From Conversational Interfaces to Autonomous AI Agents
Enterprises are rapidly moving past simple conversational assistants toward autonomous AI agents that can orchestrate multi-step work. Rather than answering a single query in a chat window, agentic AI platforms now coordinate simulations, data preparation, and decision flows across entire enterprise workflows. This shift is reshaping enterprise workflow automation: AI no longer lives as a thin layer on top of existing tools, but as the logic that routes tasks, validates inputs, and optimizes resources. These autonomous AI agents can chain together actions—such as retrieving data, running models, verifying outputs, and generating reports—without constant human prompting. Human experts remain in the loop as supervisors and reviewers, while the agents handle repetitive, rules-driven steps at scale.
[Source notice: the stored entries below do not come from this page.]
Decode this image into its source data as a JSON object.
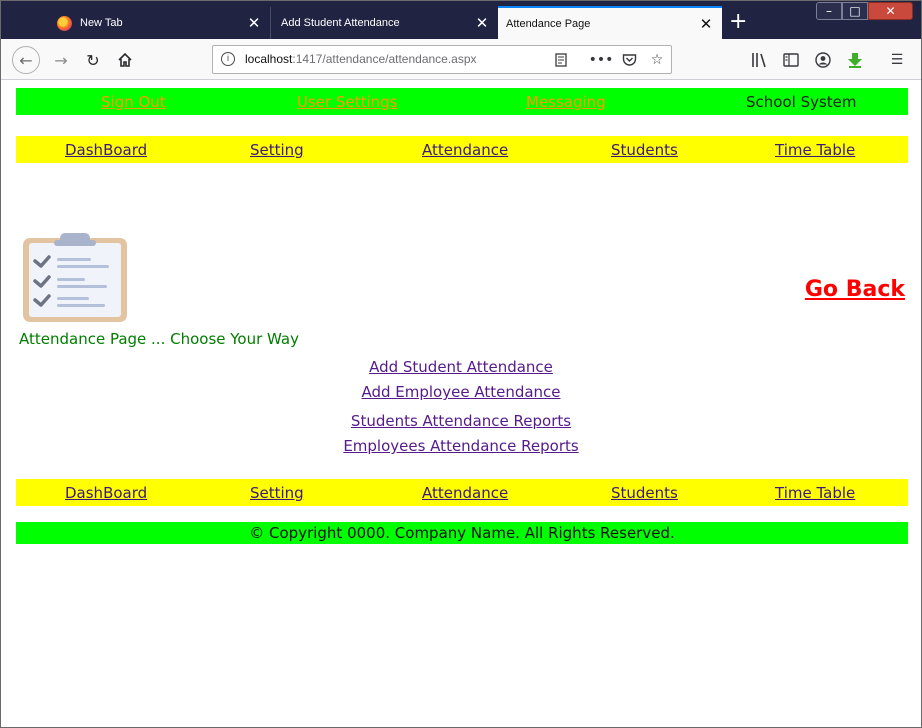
{
  "browser": {
    "tabs": [
      {
        "label": "New Tab"
      },
      {
        "label": "Add Student Attendance"
      },
      {
        "label": "Attendance Page"
      }
    ],
    "url": {
      "host": "localhost",
      "path": ":1417/attendance/attendance.aspx"
    },
    "accent_color": "#0a84ff"
  },
  "header": {
    "links": [
      "Sign Out",
      "User Settings",
      "Messaging"
    ],
    "brand": "School System",
    "bar_color": "#00ff00",
    "link_color": "#ff9900"
  },
  "nav": {
    "items": [
      "DashBoard",
      "Setting",
      "Attendance",
      "Students",
      "Time Table"
    ],
    "bar_color": "#ffff00"
  },
  "main": {
    "image_icon": "attendance-clipboard-icon",
    "caption": "Attendance Page ... Choose Your Way",
    "go_back": "Go Back",
    "links": [
      "Add Student Attendance",
      "Add Employee Attendance",
      "Students Attendance Reports",
      "Employees Attendance Reports"
    ]
  },
  "footer": {
    "text": "© Copyright 0000. Company Name. All Rights Reserved."
  }
}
The result is a new class of GenAI process automation that aims to eliminate bottlenecks caused by manual configuration, siloed data, and fragile integration scripts that break whenever systems or formats change.
Rescale’s Agentic Digital Engineering: Automating the R&D Lifecycle
Rescale is bringing agentic capabilities directly into digital engineering, targeting organizations in sectors such as aerospace, automotive, energy, life sciences, defense, semiconductor, and manufacturing. Its simulation-native AI agents automate critical steps across the product development lifecycle, from input validation and troubleshooting to report generation and hardware selection. These agents sit inside a unified environment that combines AI physics, simulation, and compute optimization, giving R&D teams a consistent path to AI-first product development. By turning simulation data into production-ready surrogate models, Rescale enables engineers to complement traditional solvers with near real-time AI predictions trained on their own datasets. That allows them to explore far larger design spaces, evaluating thousands of potential configurations rather than a handful of manual studies. Customers using these capabilities report dramatic improvements, including up to a 1,000x increase in simulation speed and a 90% reduction in full-stack simulation costs, while also reducing errors and wasted compute.
Fisent BizAI Studio: Self-Service GenAI Process Automation for Business Teams
While engineering teams focus on simulations, business users are turning to agentic AI platforms to automate knowledge-heavy processes. Fisent Technologies’ BizAI Studio is a self-service portal that operationalizes its Applied GenAI Process Automation offering. Instead of relying on technical teams to wire APIs, enterprise users can design, test, and manage AI-driven workflows through a low-code interface. A Design Agent generates multi-action workflows from a single natural language prompt in under 30 seconds, allowing non-specialists to express goals while the system builds the underlying logic. The platform’s Agentic Actions—such as Classify, Split, Extract, Verify, Analyze, and Tabulate—are designed to model how people reason about unstructured, multi-modal content. Full lifecycle support adds review gates, versioning, and traceability so teams can iterate safely from prototype to production. This approach puts GenAI process automation directly in the hands of operations, compliance, and knowledge workers who understand their own workflows best.

Corvic AI’s Agentic Data Engine: From Fractured Evidence to Structured Intelligence
For many enterprises, the hardest part of deploying autonomous AI agents is not the model itself but the data chaos beneath it. Corvic AI addresses this with an agentic data engineering engine at the core of its Intelligence Composition Platform. Its latest Corvic V3 release shifts the platform to general availability and introduces new individual plans to expand access across operations teams. The system tackles the “fractured evidence” problem: operational data scattered across P&IDs, PDF specifications, sensor logs, invoices, audit checklists, and equipment schematics. Instead of forcing teams to standardize everything into rigid schemas, Corvic composes intelligence directly across multimodal data as it exists. Advances in multimodal retrieval, adaptive orchestration, and workflow composition help enterprises move from AI experimentation to measurable outcomes in days, not months. Deployed with customers such as Bosch, Merck, and Creative Labs, the platform underpins use cases like building queryable asset knowledge graphs and reconciling complex operational records.

Democratizing Agentic AI Across Engineering, Data, and Business Workflows
Taken together, these offerings show how agentic AI platforms are becoming foundational infrastructure for enterprise workflow automation. In engineering, simulation-native agents and AI physics accelerate product development while optimizing compute usage. In operations and data, agentic data engines turn fragmented, multimodal evidence into structured intelligence that autonomous AI agents can act on reliably. In business functions, self-service portals and low-code tools let domain experts build and refine GenAI process automation without waiting for scarce developer resources. General availability across cloud marketplaces and the introduction of individual plans further democratize access, making it easier for teams of all sizes to experiment and scale successful use cases. Early adoption is clustering around digital engineering, process automation, and data composition, but the architectural pattern is the same: autonomous AI agents orchestrating multi-step workflows, with humans guiding strategy and governance rather than performing every operational task by hand.